In response to the plaintiffs’ argument that some of the applicable states’ laws would permit them to survive summary judgment on specific causation without expert testimony, the court stated, “While the specific language used by courts vary to some degree, all jurisdictions require expert testimony at least where the issues are medically complex and outside common knowledge and lay experience.” (The court followed this statement with a fourteen-page string cite of precedents from all 50 states.) The court emphasized, “Here, expert testimony is certainly required. Diabetes is a complicated, progressive disease with a number of risk factors. Plaintiffs’ general causation experts cannot even figure out how to determine whether an individual’s diabetes was caused by Lipitor or other factors, and Plaintiffs’ specific causation expert cannot determine which people in a room of 100 people or 10 people had ‘statin-induced’ diabetes as opposed to non-statin-induced diabetes . . . . If these experts cannot make this determination, it is certainly not within the common knowledge of a lay person. A jury’s finding of causation in the absence of any expert testimony would be based on impermissible speculation or conjecture.” (Citations omitted.)
Expert Testimony on General Causation Combined with Non-Expert Evidence
But the plaintiffs argued that, in some jurisdictions, a plaintiff can survive summary judgment with a combination of expert testimony that a substance is a possible cause of the plaintiff’s injury and “non-expert” evidence. The court conceded that this statement is true “as far as it goes,” but held, “Plaintiffs have pointed to no such probative, non-expert evidence here.” The plaintiffs pointed to the fact that “numerous plaintiffs” had “no history of diabetes prior to their initial Lipitor exposures.” The court responded (we love this), “This is undoubtedly true. It is impossible that Lipitor would have caused a Plaintiff’s diabetes if she developed the disease prior to ever taking the drug. However, the converse of this statement is not true. Plaintiff may have developed diabetes after taking Lipitor, after having a grandchild, after tasting crème brulee for the first time, or after she turned 65. However the fact that Plaintiff developed diabetes after these events does not allow a reasonable jury to infer causation, without speculation and conjecture.” (Citations omitted.)

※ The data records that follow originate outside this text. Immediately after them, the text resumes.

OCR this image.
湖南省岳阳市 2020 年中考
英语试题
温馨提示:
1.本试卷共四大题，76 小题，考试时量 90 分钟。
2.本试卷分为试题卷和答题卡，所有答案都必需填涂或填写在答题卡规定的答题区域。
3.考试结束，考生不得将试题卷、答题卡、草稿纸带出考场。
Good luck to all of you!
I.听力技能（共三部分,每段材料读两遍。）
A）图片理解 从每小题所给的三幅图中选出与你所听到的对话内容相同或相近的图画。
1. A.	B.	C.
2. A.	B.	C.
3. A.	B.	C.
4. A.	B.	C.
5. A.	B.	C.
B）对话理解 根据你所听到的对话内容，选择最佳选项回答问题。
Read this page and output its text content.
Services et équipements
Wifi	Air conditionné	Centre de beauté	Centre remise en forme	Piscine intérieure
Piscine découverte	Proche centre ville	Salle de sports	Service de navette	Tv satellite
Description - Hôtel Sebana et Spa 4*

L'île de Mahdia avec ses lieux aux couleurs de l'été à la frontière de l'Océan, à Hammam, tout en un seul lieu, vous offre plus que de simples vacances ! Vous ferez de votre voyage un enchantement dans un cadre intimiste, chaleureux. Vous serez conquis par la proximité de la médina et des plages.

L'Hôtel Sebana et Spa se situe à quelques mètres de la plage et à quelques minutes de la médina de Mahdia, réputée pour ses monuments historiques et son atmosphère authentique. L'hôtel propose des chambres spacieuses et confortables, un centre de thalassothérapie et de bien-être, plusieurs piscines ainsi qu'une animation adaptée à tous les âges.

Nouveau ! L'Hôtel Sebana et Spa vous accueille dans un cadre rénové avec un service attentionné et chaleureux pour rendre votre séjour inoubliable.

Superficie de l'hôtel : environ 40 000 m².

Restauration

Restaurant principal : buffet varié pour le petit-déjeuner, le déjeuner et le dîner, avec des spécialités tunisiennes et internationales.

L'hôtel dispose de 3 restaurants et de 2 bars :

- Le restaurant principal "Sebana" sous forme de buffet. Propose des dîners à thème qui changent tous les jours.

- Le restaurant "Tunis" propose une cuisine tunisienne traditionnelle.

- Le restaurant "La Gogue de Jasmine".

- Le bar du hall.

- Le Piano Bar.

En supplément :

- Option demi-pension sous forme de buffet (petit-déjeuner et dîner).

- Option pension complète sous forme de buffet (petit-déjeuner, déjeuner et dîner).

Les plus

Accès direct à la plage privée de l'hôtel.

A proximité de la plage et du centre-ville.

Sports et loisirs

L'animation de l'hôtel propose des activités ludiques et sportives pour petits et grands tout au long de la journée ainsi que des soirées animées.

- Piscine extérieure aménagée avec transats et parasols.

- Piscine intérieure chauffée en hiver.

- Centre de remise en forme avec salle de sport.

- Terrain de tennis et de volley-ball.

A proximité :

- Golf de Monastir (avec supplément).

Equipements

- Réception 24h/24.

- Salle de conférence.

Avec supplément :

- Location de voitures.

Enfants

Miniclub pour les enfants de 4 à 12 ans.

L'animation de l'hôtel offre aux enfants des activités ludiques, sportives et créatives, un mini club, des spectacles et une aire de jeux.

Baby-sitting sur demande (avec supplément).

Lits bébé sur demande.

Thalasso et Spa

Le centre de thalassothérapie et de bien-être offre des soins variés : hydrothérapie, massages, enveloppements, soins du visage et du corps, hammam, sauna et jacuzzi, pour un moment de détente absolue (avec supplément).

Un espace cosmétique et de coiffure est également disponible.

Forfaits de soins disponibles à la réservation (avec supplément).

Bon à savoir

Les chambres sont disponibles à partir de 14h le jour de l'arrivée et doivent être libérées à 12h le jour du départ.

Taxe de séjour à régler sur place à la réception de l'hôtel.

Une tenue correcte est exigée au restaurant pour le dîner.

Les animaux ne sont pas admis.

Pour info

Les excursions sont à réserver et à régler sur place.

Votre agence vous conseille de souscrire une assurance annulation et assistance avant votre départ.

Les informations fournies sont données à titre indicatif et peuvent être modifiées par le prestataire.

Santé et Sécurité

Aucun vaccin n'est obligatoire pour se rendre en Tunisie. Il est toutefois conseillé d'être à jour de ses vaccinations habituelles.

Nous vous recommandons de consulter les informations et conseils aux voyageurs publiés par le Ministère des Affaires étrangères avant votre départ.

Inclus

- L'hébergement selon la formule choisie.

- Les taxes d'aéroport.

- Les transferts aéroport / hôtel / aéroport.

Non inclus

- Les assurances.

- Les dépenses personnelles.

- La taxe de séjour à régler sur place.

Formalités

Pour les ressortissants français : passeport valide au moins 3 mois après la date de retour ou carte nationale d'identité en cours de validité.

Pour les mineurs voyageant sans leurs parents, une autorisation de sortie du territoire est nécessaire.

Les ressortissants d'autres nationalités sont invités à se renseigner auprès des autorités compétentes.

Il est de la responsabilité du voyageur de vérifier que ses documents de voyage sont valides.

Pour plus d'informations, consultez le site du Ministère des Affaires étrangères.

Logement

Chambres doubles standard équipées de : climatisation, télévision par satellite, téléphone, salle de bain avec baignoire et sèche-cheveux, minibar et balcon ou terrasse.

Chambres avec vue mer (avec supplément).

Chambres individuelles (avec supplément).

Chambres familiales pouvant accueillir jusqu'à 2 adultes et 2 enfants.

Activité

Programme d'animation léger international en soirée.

In short, the court concluded, while there are times when a temporal relationship can provide compelling evidence of causation, “such circumstances are not present here. Plaintiffs developed diabetes months or years after taking Lipitor and they had other substantial risk factors for the disease. The Court has already found that the temporal relationship at issue here is insufficient to form the basis of a reliable causation opinion under Daubert. . . . Therefore, it is necessarily insufficient to create an issue of fact as to causation.” (Citations omitted).
Finally, the court rejected the argument that it had overstepped its role as an MDL court by addressing specific causation and that it should remand the cases to their transferor courts. The court held, “This Court is familiar with the science and issues present and can dispose of the issues far more quickly and efficiently than dozens of courts spread across the country.”
And it did just that. For plaintiffs who ingested Lipitor dosages of less than 80 mg., the court held that the supposed ‘admissions’ did not create a genuine issue of material fact as to general causation, given the court’s earlier exclusion of the plaintiffs’ experts’ general causation testimony related to these dosages. For all plaintiffs, the court held that temporal relationships could not create a genuine issue of material fact as to specific causation. And so, despite being given many more chances than they deserved, the Lipitor plaintiffs found themselves, quite properly, out of court. We hope that the judge’s uncommon patience and precision ensures that these unassailable decisions will withstand appeal. We hope that you will read the decisions with appreciation, and we congratulate Pfizer on this hard-fought victory.